Spatial transcriptomics is useful for understanding the molecular organization of a tissue and providing insights into cellular function in a morphological context. In order to obtain reproducible results in spatial transcriptomics, we have to maintain tissue morphology and RNA molecule stability during the image acquisition and biomolecule collection processes. Here, researchers at Waseda University developed a tissue processing method for robust and reproducible RNA-seq from tissue microdissection samples. In this method, the researchers suppressed RNA degradation in fresh-frozen tissue specimens by dehydration fixation and effectively collected a small amount of RNA molecules from microdissection samples by magnetic beads. They demonstrated the spatial transcriptome analysis of the mouse liver and brain in serial microdissection samples (100 μm in a diameter and 10 μm in thickness) produced by a microdissection punching system. Using this method, the researchers could prevent RNA degradation at room temperature and effectively produce a sequencing library with Smart-seq2. This resulted in reproducible sequence read mapping in exon regions and the detection of more than 2000 genes compared to non-fixed samples in the RNA-seq analysis. This method would be applied to various transcriptome analyses, providing the information for region specific gene expression in tissue specimens.
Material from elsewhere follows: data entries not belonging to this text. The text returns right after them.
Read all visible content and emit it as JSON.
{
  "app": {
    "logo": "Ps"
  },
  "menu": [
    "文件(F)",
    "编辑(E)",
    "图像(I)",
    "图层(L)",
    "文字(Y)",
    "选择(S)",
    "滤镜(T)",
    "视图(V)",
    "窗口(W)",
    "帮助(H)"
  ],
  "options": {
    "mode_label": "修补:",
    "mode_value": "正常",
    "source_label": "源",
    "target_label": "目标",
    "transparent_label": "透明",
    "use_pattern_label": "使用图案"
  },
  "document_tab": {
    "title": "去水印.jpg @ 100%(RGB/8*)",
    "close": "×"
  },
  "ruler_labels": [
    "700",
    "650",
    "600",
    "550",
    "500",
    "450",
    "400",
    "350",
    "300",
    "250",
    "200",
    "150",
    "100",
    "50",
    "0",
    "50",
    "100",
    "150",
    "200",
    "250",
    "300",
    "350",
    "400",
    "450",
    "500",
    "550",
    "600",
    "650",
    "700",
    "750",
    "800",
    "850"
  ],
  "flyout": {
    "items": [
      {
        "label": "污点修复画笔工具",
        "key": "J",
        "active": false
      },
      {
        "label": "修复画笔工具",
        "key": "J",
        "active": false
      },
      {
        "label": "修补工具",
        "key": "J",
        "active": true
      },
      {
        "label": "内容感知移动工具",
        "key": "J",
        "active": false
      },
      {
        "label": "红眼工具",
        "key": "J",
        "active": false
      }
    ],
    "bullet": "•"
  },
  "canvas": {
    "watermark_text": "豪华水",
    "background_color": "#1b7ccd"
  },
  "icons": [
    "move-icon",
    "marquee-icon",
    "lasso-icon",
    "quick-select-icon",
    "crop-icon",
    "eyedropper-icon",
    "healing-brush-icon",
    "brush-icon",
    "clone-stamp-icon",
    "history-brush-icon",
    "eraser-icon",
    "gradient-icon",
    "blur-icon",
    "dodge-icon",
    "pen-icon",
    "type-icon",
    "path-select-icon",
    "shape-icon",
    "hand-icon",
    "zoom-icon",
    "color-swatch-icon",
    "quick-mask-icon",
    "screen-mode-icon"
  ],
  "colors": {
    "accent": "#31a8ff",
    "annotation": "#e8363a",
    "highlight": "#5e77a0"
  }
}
Evaluation of tissue lysis and RNA purification effects on RNA-seq
from ethanol-fixed tissue microdissection samples
(a) Workflow of RNA-seq from tissue microdissection samples. The microdissection samples were collected from ethanol-fixed liver tissue using a punching needle. Then, the microdissection samples were lysed by Triton-X100 or Proteinase K, followed by poly(A) RNA purification by oligo (dT) magnetic beads. (TN: Triton-X100, no RNA purification and PP: Proteinase K and RNA purification) The tissue microdissection samples were serially collected from the same mouse liver slice. (b) Electropherograms of cDNA constructed under different tissue processing conditions. (c) The number of protein-coding genes estimated from RNA-seq results. Stars indicate p-value <0.005 determined by Welch’s t-test. (d) Sequencing read proportions assessed by mapping to a reference genome. (e) Comparisons of gene expression levels obtained between fresh tissue bulk RNA and tissue microdissection samples prepared under two different conditions. TPM values were averaged from four samples in the bulk sample pool and eight samples in the microdissection sample pool. (f) Pearson’s correlation coefficients across samples in the dataset including control samples and sample obtained by each method. Box plots show the within-sample range.